Hierta was born to a noble family – the Hierta family – in Uppsala, Sweden, as the son of Carl Didrik Hierta and Hedvig Johanna Schméer. He received his primary education at a private school and began his studies at Uppsala University in 1814, where he earned a Doctor of Philosophy and a Candidate of Law in 1821. In the same year, he was employed as an unpaid trainee at the central government agency Bergskollegium, where he was promoted as a law clerk in 1825.

In the mid-1820s, Hierta met Wilhelmina Fröding, his future wife. Although her family rejected his initial marriage proposal, they married in 1833 and together had five daughters.

At the Riksdag of the Estates of 1823, Hierta served as a secretary at the Swedish House of Lords. At the following Estates Assembly, from 1828 to 1830, he was a representative of the nobility and also served as a law clerk. In the Riksdag, Hierta aligned himself with the liberal opposition critical of the conservative rule of King Charles XIV John.

Hierta started writing for Conservationsbladet in 1823. He also wrote for the papers Argus from 1824 to 1826 and, sporadically, Stockholmsposten from 1826 to 1828. He started writing as a humourist, later as a news writer and political editorialist.

In 1829, Hierta started the book publishing house Hiertas bokförlag ("Hierta's Publishing House").

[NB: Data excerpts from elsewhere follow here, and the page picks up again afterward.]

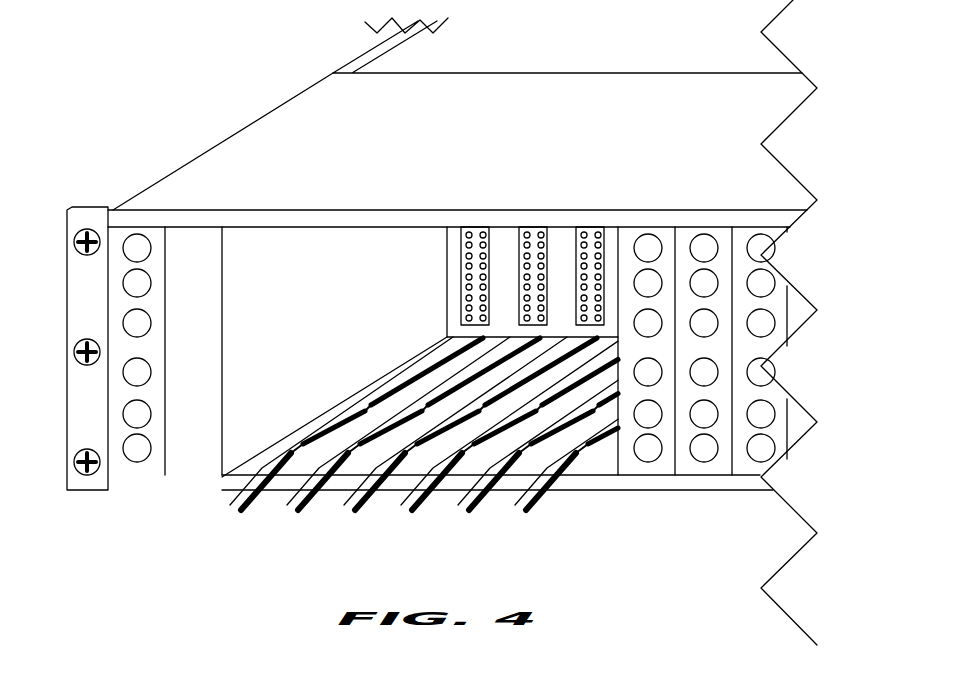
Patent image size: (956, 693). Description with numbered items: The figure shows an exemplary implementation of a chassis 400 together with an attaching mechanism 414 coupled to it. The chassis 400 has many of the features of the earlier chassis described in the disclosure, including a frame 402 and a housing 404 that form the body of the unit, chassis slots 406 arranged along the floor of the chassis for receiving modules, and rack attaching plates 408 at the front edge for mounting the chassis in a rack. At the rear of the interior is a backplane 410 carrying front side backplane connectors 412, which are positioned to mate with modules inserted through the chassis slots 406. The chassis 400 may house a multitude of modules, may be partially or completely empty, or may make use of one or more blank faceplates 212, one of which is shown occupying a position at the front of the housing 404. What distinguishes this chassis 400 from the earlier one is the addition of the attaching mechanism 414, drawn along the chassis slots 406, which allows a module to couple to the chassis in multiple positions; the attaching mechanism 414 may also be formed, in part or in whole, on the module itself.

The chassis 400 is at (192, 60).
The frame 402 is at (353, 62).
The housing 404 is at (220, 138).
The blank faceplate 212 is at (193, 255).
The rack attaching plate 408 is at (80, 490).
The chassis slot 406 is at (250, 482).
The attaching mechanism 414 is at (277, 527).
The front side backplane connector 412 is at (492, 327).
The backplane 410 is at (562, 310).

In 1830, Hierta founded the Aftonbladet newspaper, where he advocated for a republic (though without using the word "republic"), which is sometimes seen as the start of the Swedish republican movement. The newspaper was banned many times, but published under a new name each time.

In 1839 Lars Johan Hierta founded a candle factory still active today by the name of Liljeholmens Stearinfabriks AB.

Soon after 1840, Aftonbladet hired Swedish writer and feminist Wendela Hebbe (1808–1899), who became the first permanently-employed woman journalist at a Swedish newspaper. Hierta and Hebbe later had a son together. Both Hierta and Hebbe were socially active for liberal causes.

At the time of his death in Stockholm, Hierta was one of the wealthiest persons in Sweden. After his death, his widow Wilhelmina Fröding Hierta donated 100,000 SEK to Stockholm University for the establishment of a professorship in economics, and later 400,000 SEK to the foundation Lars Hiertas minne ("Lars Hierta's Memory") whose mission was to "work freely and independently for human progress" (fritt och oberoende verka för det mänskliga framåtskridandet). He is buried in Norra begravningsplatsen.